6. Theoretical and Conceptual Considerations

The unification of diffusion with next-token prediction addresses several limitations inherent in purely AR or traditional diffusion models:

Myopia of AR:

Standard next-token prediction is locally greedy and fails to plan global latent structures, as documented in algorithmic creativity tasks (Nagarajan et al., 21 Apr 2025). Diffusion's multi-token and non-causal objectives enable modeling of higher-order dependencies.
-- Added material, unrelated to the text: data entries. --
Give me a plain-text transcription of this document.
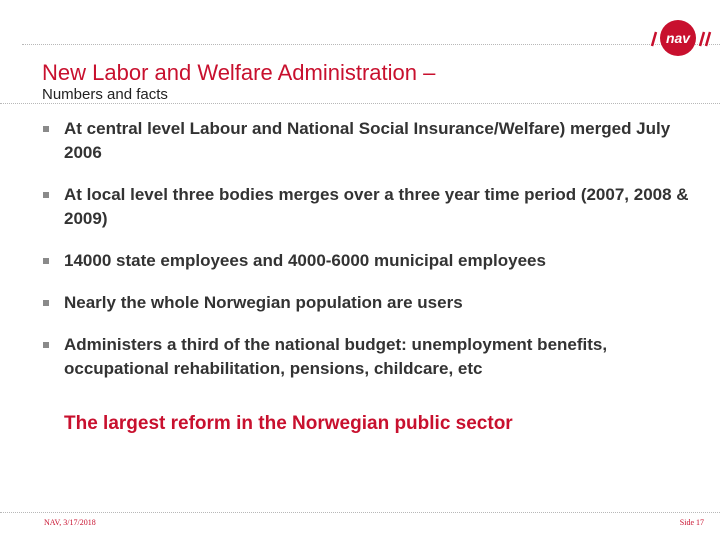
nav
New Labor and Welfare Administration –
Numbers and facts
At central level Labour and National Social Insurance/Welfare) merged July 2006
At local level three bodies merges over a three year time period (2007, 2008 & 2009)
14000 state employees and 4000-6000 municipal employees
Nearly the whole Norwegian population are users
Administers a third of the national budget: unemployment benefits, occupational rehabilitation, pensions, childcare, etc

The largest reform in the Norwegian public sector

NAV, 3/17/2018	Side 17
ELBO and Likelihood Bounds:

Per-token or per-subsequence diffusion (Diffusion Forcing) optimizes a valid evidence lower bound (ELBO) over all noise patterns, not just fully noised or fully clean sequences (Chen et al., 2024).

Blockwise Decoding as a Generalization:

AR decoding is shown to be a special case ( $b=1$ ) of blockwise diffusion, allowing a principled adaptation pathway to increased throughput and bidirectionality (NBDiff) (Tian et al., 7 Dec 2025).

Empirically, next-token diffusion demonstrates superior sample diversity, robustness to compounding errors, and improved creative reasoning compared to conventional AR models, supporting its adoption in both unimodal and multimodal generative systems.